If it wanted to, the Obama Administration could instantly increase oversight of the national security classification system by tasking the Offices of Inspector General (IG) at each of the major classifying agencies to assume some responsibility for secrecy oversight. In coordination with the Information Security Oversight Office, those IGs could perform periodic audits of classification activity to ensure that agencies are complying with declared policies (the urgent need to revise those policies is a separate issue) and they could flag excessive use of secrecy in the course of their other duties, for further investigation by the ISOO.
In fact, the IGs already do some classification-related oversight, but only on a sporadic, ad hoc basis. In 1992, the Defense Department IG investigated and confirmed (pdf) an allegation made by the Federation of American Scientists that a secret nuclear rocket program called Timber Wind was improperly classified as an unacknowledged special access program.
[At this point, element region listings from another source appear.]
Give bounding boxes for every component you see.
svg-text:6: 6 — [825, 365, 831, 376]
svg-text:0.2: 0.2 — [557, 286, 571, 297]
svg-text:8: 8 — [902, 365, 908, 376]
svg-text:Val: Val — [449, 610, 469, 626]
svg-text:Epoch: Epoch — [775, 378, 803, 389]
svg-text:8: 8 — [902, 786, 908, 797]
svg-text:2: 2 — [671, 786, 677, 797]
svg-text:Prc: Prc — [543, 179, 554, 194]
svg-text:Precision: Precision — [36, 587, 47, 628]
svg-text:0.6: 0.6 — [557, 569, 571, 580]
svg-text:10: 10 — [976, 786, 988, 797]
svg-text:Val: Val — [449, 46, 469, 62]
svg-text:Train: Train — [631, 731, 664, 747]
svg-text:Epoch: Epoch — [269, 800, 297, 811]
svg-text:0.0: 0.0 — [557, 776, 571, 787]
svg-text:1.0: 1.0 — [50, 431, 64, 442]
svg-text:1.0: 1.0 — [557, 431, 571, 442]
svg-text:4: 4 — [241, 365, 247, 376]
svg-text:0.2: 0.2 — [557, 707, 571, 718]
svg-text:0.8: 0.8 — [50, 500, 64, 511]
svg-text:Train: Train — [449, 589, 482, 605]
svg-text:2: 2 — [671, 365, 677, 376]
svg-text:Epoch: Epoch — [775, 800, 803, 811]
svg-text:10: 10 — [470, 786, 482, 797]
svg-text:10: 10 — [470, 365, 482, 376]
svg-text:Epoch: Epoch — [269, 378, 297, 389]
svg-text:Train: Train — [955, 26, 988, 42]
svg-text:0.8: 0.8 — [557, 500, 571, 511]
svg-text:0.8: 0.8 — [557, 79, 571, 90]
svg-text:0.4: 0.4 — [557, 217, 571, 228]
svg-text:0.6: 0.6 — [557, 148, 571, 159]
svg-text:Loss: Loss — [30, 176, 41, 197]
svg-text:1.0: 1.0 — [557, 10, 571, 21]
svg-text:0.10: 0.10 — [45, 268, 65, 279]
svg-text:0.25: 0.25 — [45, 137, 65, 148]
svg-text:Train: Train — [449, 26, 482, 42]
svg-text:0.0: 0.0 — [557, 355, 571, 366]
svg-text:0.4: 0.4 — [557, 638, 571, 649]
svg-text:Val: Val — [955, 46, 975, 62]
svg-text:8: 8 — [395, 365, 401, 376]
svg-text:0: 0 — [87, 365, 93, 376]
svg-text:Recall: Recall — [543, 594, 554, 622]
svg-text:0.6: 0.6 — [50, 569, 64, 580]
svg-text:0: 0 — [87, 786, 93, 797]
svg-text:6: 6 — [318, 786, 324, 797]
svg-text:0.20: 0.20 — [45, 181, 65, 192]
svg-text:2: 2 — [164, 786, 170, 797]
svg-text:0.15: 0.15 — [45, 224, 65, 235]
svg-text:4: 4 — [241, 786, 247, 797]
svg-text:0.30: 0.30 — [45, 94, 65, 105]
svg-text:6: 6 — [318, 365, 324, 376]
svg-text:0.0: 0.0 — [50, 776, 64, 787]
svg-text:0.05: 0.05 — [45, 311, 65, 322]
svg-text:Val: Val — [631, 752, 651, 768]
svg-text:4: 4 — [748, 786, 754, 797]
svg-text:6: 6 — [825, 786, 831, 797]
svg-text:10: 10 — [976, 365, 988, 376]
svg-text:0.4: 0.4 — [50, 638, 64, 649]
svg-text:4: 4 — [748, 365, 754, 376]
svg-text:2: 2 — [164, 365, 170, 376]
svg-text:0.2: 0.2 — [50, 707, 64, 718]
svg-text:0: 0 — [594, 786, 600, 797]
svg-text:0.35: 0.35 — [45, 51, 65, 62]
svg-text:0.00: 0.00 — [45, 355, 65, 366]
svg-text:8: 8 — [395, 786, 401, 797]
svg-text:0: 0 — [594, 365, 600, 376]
But instead of combating wrongful secrecy, it seems that Inspectors General are more often called upon to investigate unauthorized disclosures of controlled information.
Most recently, the IG of the U.S. Government Printing Office (GPO) examined (pdf) the unintended publication of a report to the International Atomic Energy Agency listing U.S. civilian nuclear sites and facilities and marked as “sensitive.” Secrecy News discovered the document on the GPO web site in late May, and it subsequently made headlines around the world. (“US Declares Nuclear Sites to the IAEA,” Secrecy News, June 1, 2009.) After the New York Times and other news organizations picked up the story on June 3, “a torrent of media activity ensued,” the GPO IG report said.
“Our investigation found no wrongdoing on the part of GPO or its employees,” the IG concluded last week (as first reported by Ed O’Keefe of the Washington Post, August 10). Rather, GPO simply acted at the direction of its client, the House of Representatives, which transmitted the report for publication.
The GPO IG did not independently evaluate the actual sensitivity of the document (large pdf), and did not inquire whether it disclosed any information that was not previously in the public domain or, if so, what the consequences were likely to be. (Our view is that while the report may be diplomatically sensitive, given that such national declarations to the IAEA are not normally published, it does not reveal sensitive technology or security information.) A separate investigation of the publication of the report on nuclear facilities is still being conducted by the General Accounting Office.
In another recent case, the Inspector General at the Library of Congress (LOC) was asked to investigate the unauthorized publication of thousands of Congressional Research Service (CRS) reports last February by Wikileaks.org, a website which publishes confidential or restricted documents. Although more, and more recent, CRS reports had previously been disclosed by OpenCRS.com, FAS, and others, the audacity of the Wikileaks move set off alarms at CRS and among some in Congress.
“My question is, have you taken steps necessary to prevent it from happening again and determine how it is that it happened in the first place?” asked Rep. Debbie Wasserman Schultz (D-FL) at an April 29, 2009 House Appropriations Committee hearing (at p. 285 in a very large pdf file).
“We have left it for the IG to do that and to then report how it happened,” replied CRS director Daniel Mulhollan.
This seems like an exceptionally poor use of the IG, especially since throughout Mr. Mulhollan’s tenure the supposed confidentiality of most CRS reports has been routinely violated, without adverse effect and arguably to the benefit of CRS. Broad public disclosure of CRS reports has increased the Service’s stature in the press and elsewhere, and has also permitted the correction of published errors in those reports. (CRS memoranda that are prepared for individual Members are generally protected more effectively than the CRS reports that are intended for general distribution.) For the past decade and longer, new CRS reports have been published for sale nearly every day by commercial vendors of CRS products such as PennyHill Press, Gallery Watch, and Lexis-Nexis— yet somehow it is only free access for members of the public that triggered official outrage and led to an IG investigation.
The LOC Office of the IG did not respond to an inquiry from Secrecy News this week concerning the status or outcome of its investigation of the disclosure of CRS reports to Wikileaks.
As a rule, we believe IGs could be more productively employed by pursuing unnecessary or inappropriate restrictions on disclosure of government information. In particular, the forthcoming Obama executive order on national security classification could authorize and direct executive branch agency IGs to help identify cases of needless secrecy, and to help fix them.